Sunday, September 13, 2015

Body Positive Psychology (Part 2): Intuitive Self-Care

Hello again.  

Last week I introduced you to the Body Positive model and Body PositivePsychology.  A quick recap: The Body Positivity approach has five core components:

      Reclaim Health
      Practice Intuitive Self-Care
      Cultivate Self-Love
      Declare Your Own Authentic Beauty
      Create Community

Practicing these components lead to increased self-love, self-acceptance, better relationships, better choices and better health.  Last week I talked about Reclaiming Your Health. This week I'll go over the second competency, Practicing Intuitive Self Care.  

In order to Practice Intuitive Self-Care you need to learn to listen to and follow your body's wisdom.  I'm finding with myself and almost all of my clients (whether they're seeing me for Body Positive work or not) that we have forgotten how to listen to ourselves.  As babies we innately knew when we were hungry and when we weren't.  We ate if we were, and when we weren't we refused to open our mouths or spit our food out when we were being fed.  

As we grew we heard things like "this is when I'm serving dinner, if you want dinner you better eat now" or "we don't waste food in this house." Maybe you grew up in a big family and if you didn't eat everything you could as fast as you could, your siblings would beat you to it and there wouldn't be enough left for you.  Everybody has their own story and these stories have formed us into the kind of eaters we've become.  

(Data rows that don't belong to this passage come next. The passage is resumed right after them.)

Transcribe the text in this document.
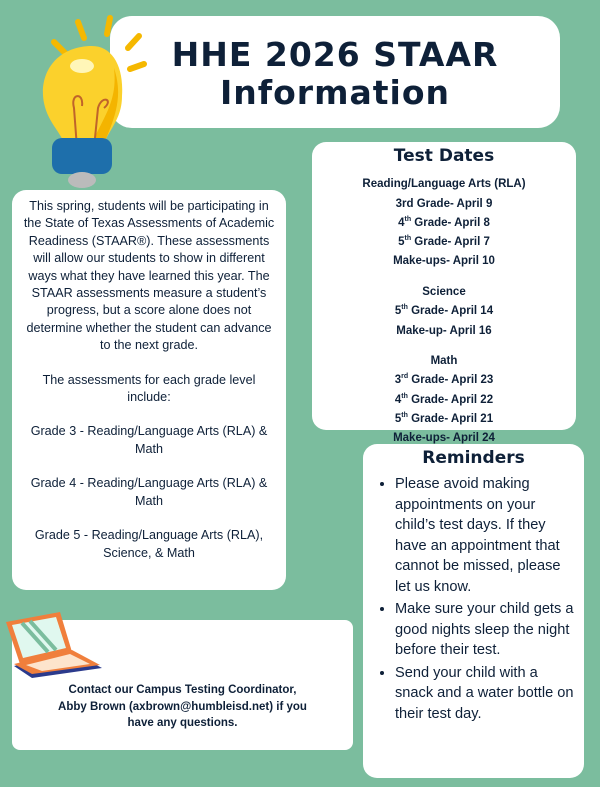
HHE 2026 STAAR
Information
Test Dates
Reading/Language Arts (RLA)
3rd Grade- April 9
4th Grade- April 8
5th Grade- April 7
Make-ups- April 10
Science
5th Grade- April 14
Make-up- April 16
Math
3rd Grade- April 23
4th Grade- April 22
5th Grade- April 21
Make-ups- April 24

This spring, students will be participating in the State of Texas Assessments of Academic Readiness (STAAR®). These assessments will allow our students to show in different ways what they have learned this year. The STAAR assessments measure a student’s progress, but a score alone does not determine whether the student can advance to the next grade.

The assessments for each grade level include:

Grade 3 - Reading/Language Arts (RLA) & Math

Grade 4 - Reading/Language Arts (RLA) & Math

Grade 5 - Reading/Language Arts (RLA), Science, & Math

Reminders
• Please avoid making appointments on your child’s test days. If they have an appointment that cannot be missed, please let us know.
• Make sure your child gets a good nights sleep the night before their test.
• Send your child with a snack and a water bottle on their test day.
Contact our Campus Testing Coordinator,
Abby Brown (axbrown@humbleisd.net) if you
have any questions.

It's time to become introspective.  Ask yourself how you feel and what your body needs and listen closely.  You'll hear the right answers!  If you need help with this, find a counselor who can help you get back in touch with your inner voice.


We all have  the wisdom necessary to create and sustain self-care behaviors that provide nourishment, fitness, and pleasure. When you listen to, and act on this wisdom you innately possess to meet your body's’ specific needs and desires for certain foods, types of movement, and rest, you are practicing self-care! 

“The secret of health for both mind and body is not to mourn for the past,
worry about the future, or anticipate troubles,
but to live in the present moment wisely and earnestly.”
The Buddha

Slow down, get quiet for a moment and ask yourself "Am I hungry? What is my body craving? Do I feel like I need protein? I'm craving a banana.  I must need potassium."  or "I'm feeling restless.  I must need to move this body.  What would I enjoy doing, a walk or a bike ride?" 

Your body is wise, and it knows what you need.  Do you feel like you need something sweet? As if nothing else will satisfy you? Then allow yourself to have that leftover piece of cake but pay attention to your body when it says you've had enough.  One of my favorite tenants of the Health at Every Size® (HAES) model, a practical and research-based health model that honors the genetic diversity of human size and shape, is that no food is off limits! 


I have tried everything from being a vegetarian for two years to following Paleo for three years. This and every other weight loss plan is based on restriction.  Here is a fact, we want what we forbid ourselves to have. It's true that we get over cravings after we detox, but unless you are one of those rare breeds that actually doesn't like sweets, living a life of never being able to have something that you enjoy leads to frustration, unhappiness, and cheating.  And of course, cheating leads us to being disappointed in ourselves, self-hate, and bingeing.  It's a vicious cycle. 

“If [diets] really worked, we’d be running out of dieters.”

When nothing is off limits you allow yourself to experience everything you enjoy with control.  You don't need to eat half the cake thinking that you can't allow yourself this treat again.  Perhaps you will eat the whole piece.  Perhaps after a couple of bites you'll feel that you've had enough because you know that if you feel that you must have this again, you can!  

As you get better and better at listening to your body and acting on its needs you will find that you can experience everything you enjoy and maintain and even lose weight!  You will learn you can trust what you know in your gut (pun may be intended). This new way of thinking will be an enormous relief,  being free of the depletion and confusion that result from trying to respond to all of the conflicting messages that come from others. 

When you're able to figure out what you need in regards to food, movement and rest on your own, you'll find yourself gaining self-esteem and confidence naturally.  Speaking from my own experience, you will feel more content, peaceful and happy and you will enjoy what you are doing and eating on a whole new level.

Stay tuned, next week I'll be talking about Developing a Practice of Self-Love. In the meantime if you'd like to skip ahead, check out

Embody: Learning to Love Your Unique Body (and Quiet that Critical Voice) by Connie Sobczak and Elizabeth Scott (I am not an affiliate and profit in no way by your purchase of this book).

Don't forget to be kind to yourself.  It shows others how you expect to be treated.